For a time, Ketter regarded the store "as more of a warehouse that I could open up and have people come in but still do my mail-order business and con business.” In 2012, and again during the COVID pandemic that began in late 2019, DreamHaven limited its brick-and-mortar opening hours to concentrate on the areas that best helped the business survive.

==== 2020 George Floyd protests====
On May 29, the second night of protests following George Floyd's murder, a confusion of protest, riot, vandalism and looting swept the Twin Cities. DreamHaven's commercial building in Minneapolis was "trashed" and almost set on fire. DreamHaven's fellow Minneapolis bookstore Uncle Hugo's Science Fiction was burned to the ground.
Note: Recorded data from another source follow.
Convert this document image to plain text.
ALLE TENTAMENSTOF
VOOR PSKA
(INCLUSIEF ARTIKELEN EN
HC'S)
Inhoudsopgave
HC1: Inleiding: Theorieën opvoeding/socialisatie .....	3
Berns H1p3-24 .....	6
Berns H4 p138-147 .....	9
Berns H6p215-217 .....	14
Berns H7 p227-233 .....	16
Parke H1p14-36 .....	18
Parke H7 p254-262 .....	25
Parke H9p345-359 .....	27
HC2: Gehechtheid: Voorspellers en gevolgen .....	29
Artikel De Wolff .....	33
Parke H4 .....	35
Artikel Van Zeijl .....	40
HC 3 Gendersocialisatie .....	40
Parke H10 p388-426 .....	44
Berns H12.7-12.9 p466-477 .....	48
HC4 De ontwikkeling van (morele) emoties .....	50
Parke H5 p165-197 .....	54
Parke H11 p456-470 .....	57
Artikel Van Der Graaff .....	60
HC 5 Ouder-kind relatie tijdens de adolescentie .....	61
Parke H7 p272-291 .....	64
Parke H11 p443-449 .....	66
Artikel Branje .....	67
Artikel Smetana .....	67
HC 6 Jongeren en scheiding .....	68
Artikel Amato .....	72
Until the upheaval of civic disorder receded, Ketter, along with family and friends, slept at the store to prevent DreamHaven from sharing Uncle Hugo's fate. Crowd-funding, volunteers, and online orders from sympathetic buyers outside of the Twin Cities helped enable the rebuild, which was not completed until fall 2020.

==== 2026 ICE Protests ====
On January 24, 2026, a camera crew for the MS NOW show Velshi encountered Ketter protesting in response to the killing of Alex Pretti. Ketter was recorded shouting profanity at ICE agents and giving warnings to area protestors. When the on-site reporter with the crew asked why he was present, Ketter replied, "I'm seventy years old and I'm fucking angry."